Bu seçim özelinde Sayın İnce ve Millet Partisi açısından iyi haber şu. Seçmen kitlesi, özellikle de ilk defa oy verecek seçmenden aldıkları destek, bu seçimde söz konusu argümanlara pek aldırmıyor gibi. Bu protest oylar siyasetin çözüm üretme kapasitesine inanmıyor. İnce’nin bir iktidar programının veya kadrosunun olmaması umurlarında değil. Hatta, İnce bir programın klasik formatında, vaatlerle, ortaya çıksa ona oy bile vermeyebilirlerdi. Onlar her iki kanadıyla da müesses siyasette kendi ifadelerini, umutlarını görmüyor. Bugün durakları İnce. Eğer müesses siyaset onlara bir umut sunmaz, çözüm kapasitesine sahip olduğunu kanıtlamazsa, yarın sayıları da artarak başka bir durağa gidebilirler. Bunun üzerine, her iki kanatta da azımsanmayacak sayıda mevcut, hayal kırıklığına uğramışları eklersek ortaya bir profil çıkıyor.

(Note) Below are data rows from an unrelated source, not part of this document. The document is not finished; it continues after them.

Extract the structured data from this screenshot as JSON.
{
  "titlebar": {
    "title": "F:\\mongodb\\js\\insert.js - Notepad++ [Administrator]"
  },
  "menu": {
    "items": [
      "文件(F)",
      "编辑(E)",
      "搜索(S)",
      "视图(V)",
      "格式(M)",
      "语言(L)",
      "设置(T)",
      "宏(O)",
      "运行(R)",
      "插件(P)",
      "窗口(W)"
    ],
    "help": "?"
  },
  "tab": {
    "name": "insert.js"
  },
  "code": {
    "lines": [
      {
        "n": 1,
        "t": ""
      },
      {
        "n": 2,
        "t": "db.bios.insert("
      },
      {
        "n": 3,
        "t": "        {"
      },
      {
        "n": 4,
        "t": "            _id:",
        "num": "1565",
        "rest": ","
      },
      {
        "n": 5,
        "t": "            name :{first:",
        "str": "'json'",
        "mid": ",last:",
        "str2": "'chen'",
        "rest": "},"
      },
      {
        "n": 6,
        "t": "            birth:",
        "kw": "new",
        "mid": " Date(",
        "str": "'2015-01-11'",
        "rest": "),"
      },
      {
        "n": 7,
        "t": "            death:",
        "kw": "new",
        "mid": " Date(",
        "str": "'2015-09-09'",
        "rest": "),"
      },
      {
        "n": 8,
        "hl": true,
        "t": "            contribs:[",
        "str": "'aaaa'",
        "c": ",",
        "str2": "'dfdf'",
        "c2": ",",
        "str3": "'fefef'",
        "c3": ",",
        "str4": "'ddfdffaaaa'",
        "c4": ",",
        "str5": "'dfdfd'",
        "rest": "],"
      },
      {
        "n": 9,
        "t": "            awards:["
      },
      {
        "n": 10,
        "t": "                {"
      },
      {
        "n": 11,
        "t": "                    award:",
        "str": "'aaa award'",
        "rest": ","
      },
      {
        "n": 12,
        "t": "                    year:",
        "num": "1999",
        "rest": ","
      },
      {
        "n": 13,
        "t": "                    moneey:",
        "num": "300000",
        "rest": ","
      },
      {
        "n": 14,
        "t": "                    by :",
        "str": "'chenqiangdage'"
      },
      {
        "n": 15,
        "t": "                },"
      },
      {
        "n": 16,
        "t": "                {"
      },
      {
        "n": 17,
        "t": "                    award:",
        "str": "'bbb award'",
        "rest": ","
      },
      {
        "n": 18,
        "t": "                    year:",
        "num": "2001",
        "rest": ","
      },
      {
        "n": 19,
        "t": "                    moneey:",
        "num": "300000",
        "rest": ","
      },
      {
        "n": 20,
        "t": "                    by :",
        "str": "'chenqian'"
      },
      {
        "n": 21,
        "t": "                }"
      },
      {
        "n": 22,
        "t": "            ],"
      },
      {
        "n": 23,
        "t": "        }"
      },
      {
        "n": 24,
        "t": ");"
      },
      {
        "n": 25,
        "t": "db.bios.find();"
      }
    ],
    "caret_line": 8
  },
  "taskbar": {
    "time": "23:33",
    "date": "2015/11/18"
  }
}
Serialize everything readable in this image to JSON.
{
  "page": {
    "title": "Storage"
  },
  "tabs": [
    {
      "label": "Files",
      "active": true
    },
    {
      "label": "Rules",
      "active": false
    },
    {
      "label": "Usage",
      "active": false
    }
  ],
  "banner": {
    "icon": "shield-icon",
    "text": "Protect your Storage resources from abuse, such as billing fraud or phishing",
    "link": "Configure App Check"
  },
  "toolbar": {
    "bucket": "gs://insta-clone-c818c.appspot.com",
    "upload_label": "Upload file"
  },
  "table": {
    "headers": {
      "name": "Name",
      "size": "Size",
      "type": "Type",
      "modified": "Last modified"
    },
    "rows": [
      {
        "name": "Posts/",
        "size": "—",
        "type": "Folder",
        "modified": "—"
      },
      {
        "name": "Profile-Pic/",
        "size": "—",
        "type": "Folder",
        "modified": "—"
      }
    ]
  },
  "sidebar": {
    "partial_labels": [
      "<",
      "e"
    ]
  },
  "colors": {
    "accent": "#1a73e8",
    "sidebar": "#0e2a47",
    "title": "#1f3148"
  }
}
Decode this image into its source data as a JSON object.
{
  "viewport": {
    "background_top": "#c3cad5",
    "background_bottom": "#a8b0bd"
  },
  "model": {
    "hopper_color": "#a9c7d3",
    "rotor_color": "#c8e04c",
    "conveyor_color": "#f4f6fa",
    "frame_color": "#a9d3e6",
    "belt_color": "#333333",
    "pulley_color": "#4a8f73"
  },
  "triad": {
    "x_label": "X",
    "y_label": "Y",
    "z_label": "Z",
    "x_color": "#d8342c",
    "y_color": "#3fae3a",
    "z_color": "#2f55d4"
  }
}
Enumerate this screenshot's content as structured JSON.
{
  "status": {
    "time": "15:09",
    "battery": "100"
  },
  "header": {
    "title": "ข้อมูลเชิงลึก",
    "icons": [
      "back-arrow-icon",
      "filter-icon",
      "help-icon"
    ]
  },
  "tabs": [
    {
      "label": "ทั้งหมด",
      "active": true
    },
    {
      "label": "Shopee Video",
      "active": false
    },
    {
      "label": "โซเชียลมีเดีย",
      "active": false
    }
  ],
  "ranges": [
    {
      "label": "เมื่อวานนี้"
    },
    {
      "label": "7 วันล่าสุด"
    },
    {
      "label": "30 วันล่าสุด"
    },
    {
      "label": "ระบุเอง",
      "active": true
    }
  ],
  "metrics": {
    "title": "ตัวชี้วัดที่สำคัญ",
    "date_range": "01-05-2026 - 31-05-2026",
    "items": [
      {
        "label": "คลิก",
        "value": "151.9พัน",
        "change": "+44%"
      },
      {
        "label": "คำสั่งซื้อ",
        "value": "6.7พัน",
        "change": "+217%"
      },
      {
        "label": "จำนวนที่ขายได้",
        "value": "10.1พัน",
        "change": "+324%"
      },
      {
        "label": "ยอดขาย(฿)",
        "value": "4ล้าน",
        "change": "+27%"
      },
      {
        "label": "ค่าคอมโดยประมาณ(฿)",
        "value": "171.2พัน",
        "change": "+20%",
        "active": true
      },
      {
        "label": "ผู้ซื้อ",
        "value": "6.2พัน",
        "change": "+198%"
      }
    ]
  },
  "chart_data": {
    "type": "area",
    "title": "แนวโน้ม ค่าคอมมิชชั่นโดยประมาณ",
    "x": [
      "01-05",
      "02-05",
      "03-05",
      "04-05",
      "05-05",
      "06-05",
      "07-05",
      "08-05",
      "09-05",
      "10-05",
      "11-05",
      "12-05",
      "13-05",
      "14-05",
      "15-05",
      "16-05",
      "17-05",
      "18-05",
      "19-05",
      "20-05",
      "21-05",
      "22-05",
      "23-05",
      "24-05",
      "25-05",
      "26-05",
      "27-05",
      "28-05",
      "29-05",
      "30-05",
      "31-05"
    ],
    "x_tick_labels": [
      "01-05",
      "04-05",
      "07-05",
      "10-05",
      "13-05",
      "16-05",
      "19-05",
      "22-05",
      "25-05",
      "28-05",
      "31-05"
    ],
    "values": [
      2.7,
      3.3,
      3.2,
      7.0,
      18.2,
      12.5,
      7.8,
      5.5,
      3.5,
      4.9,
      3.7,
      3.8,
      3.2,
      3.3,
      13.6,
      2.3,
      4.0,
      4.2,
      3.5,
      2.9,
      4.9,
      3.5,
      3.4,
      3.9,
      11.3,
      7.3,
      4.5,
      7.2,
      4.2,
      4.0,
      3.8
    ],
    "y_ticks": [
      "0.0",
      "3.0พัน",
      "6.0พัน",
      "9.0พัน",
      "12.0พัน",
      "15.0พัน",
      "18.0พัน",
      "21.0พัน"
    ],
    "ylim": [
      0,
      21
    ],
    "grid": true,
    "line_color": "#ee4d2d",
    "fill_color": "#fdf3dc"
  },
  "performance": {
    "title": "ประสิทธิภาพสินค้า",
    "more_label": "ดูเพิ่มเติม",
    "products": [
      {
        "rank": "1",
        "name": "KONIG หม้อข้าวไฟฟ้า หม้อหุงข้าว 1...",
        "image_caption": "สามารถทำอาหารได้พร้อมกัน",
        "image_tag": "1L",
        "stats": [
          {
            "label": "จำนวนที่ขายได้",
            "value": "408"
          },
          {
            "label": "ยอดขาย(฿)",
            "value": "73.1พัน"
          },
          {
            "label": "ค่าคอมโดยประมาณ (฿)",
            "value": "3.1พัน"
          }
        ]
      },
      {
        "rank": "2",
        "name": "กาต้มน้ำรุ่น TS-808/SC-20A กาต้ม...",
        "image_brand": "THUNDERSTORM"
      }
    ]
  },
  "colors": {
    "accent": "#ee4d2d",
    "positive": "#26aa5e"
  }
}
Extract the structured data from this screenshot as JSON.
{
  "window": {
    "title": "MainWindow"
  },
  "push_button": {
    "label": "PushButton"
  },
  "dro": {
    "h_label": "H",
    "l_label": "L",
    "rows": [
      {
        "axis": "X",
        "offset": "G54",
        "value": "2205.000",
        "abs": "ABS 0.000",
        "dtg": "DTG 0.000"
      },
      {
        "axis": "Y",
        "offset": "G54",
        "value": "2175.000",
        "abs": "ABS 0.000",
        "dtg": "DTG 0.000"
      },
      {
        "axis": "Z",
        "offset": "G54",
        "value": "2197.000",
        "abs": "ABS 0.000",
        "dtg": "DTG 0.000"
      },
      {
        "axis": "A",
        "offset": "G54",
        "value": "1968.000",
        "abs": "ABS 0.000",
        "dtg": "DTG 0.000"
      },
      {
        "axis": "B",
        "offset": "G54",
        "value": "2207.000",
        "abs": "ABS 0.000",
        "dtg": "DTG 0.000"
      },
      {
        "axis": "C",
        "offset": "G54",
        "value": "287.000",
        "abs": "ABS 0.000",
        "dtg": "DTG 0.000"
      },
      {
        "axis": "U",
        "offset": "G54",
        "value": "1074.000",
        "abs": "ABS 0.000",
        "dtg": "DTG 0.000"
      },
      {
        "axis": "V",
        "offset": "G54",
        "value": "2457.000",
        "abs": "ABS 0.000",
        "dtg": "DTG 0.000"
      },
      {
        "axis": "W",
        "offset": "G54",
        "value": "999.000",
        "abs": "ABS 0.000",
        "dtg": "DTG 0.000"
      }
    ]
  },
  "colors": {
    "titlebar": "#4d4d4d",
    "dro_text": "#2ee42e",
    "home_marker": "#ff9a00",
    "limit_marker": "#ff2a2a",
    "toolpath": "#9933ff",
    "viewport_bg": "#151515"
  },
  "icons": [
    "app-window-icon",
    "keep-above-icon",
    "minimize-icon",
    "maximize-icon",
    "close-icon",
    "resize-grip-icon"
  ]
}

Peki, İnce ve Partisi açısından bu tespitler doğruysa neden kendisini seçimlerin ikinci turunda; “Adama kazandırdım” diyecek kişi pozisyonuna düşürüyor? Üstelik, muhalif seçmeni bir yana bırakalım, iktidar seçmeninin yarısına yakın bölümü dahi İnce’nin adaylığının, ve Millet Partisi’nin, Cumhur İttifakı açısından “faydalı” olduğunu düşünürken… Öfke, hesaplaşma duygusu, yanlış değerlendirme veya ne?
Nedense yukarıdaki dinamikler aklıma çocukluğumun bir şarkısının sözlerini getiriyor. Ne dedirtiyordu Ülkü Aker, Zafer Dilek’in melodisine: “Ah ile, vah ile geçti bu ömrüm”.